At first, I thought this episode was going to be a lightweight offering, nothing more than standard than we often sadly became accustomed to in the third season. But the story sort of sneaks up on you, and ends up as one of the far better episodes of the season.
The library, complete with the many android clones of 'Mr. Atoz' (A to Z – get it?) is an interesting setting. But I did feel that the key point of the episode – the arch that transports people back in time (yes, you read correctly!) to not be designed of explained very well, and maybe is the weakest part of the story. And why could Kirk still hear Spock and McCoy if he stood close enough? The whole thread of the transportation is sadly underdeveloped and not fleshed out enough.
But that is a minor point, as the story turns up some great scenarios.
Kirk being accused of being a witch (obviously another very Earth-like planet) is good, if somewhat predictable, but the real pull of this episode is Spock's relationship with the lovely Zarabeth back in the planet's ice age.
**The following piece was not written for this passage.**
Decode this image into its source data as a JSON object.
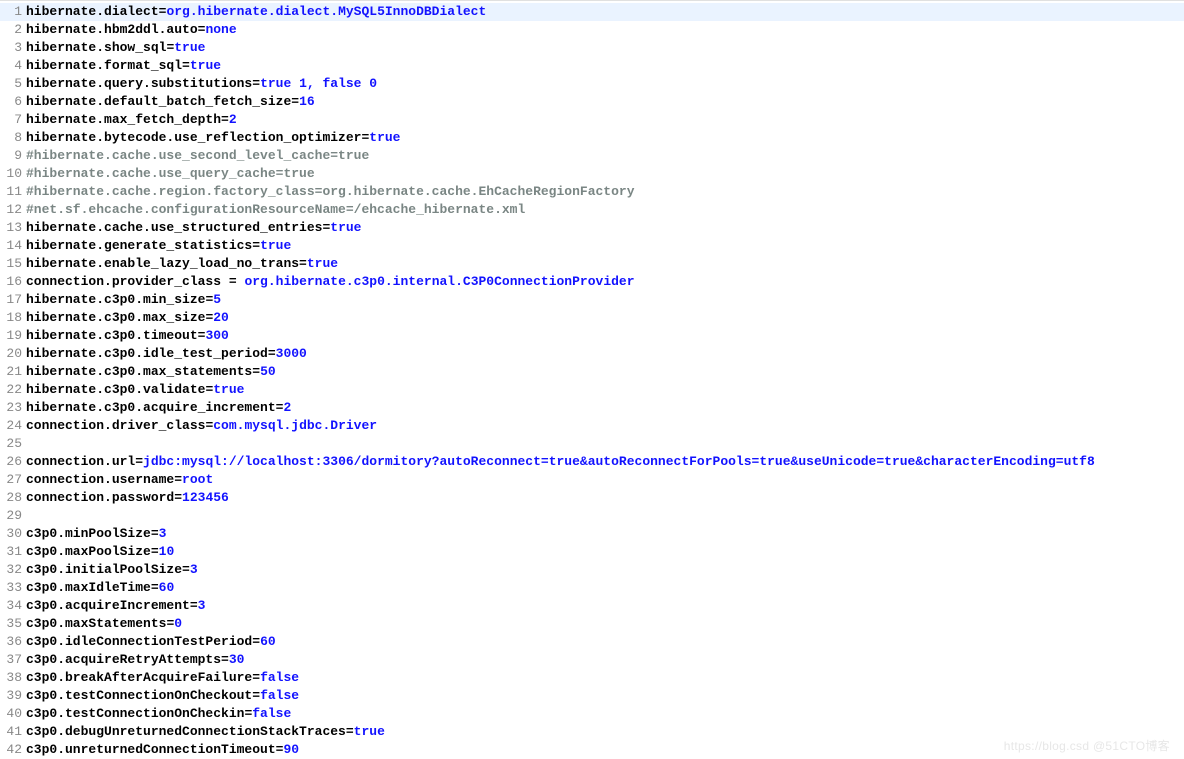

Spock is a great character, but I have to confess – dare I say it – I can find him to be very slightly grating at times. But here, Leonard Nimoy is really given something to work with, and this is one of my favourite episodes in terms of Spock's character.
This episode is also unique in that absolutely none of it takes place onboard the Enterprise. We hear Scotty's voice over the communicator a couple of times, but other than the shot of the ship warping away from the supernova in the final moments, the Enterprise is not featured at all here.
A good as the episode is, I did find there to be further plot holes – why (as another reviewer has also commented) did Spock start to devolve but Bones didn't (it can probably be explained away by Spock's more intricate Vulcan past?), and I never fully understood why Spock and McCoy could leave the ice age, but Zarabeth was unable to, unless I missed something. Also, I found it to be a sudden turn for McCoy to reveal Zarabeth as the effective villain, willing to "murder the entire crew" (of the Enterprise to keep Spock there with her; though this can maybe be put down to her doing anything to not have to spend the rest of her life alone in the ice age.
I also found it a bit over-convenient that the trio returned to the location of transport just as Kirk was in the library looking for them.
But ignore those niggles, and this is a highly enjoyable episode. I wasn't expecting much from it, but on hindsight, it is one of the third season's best.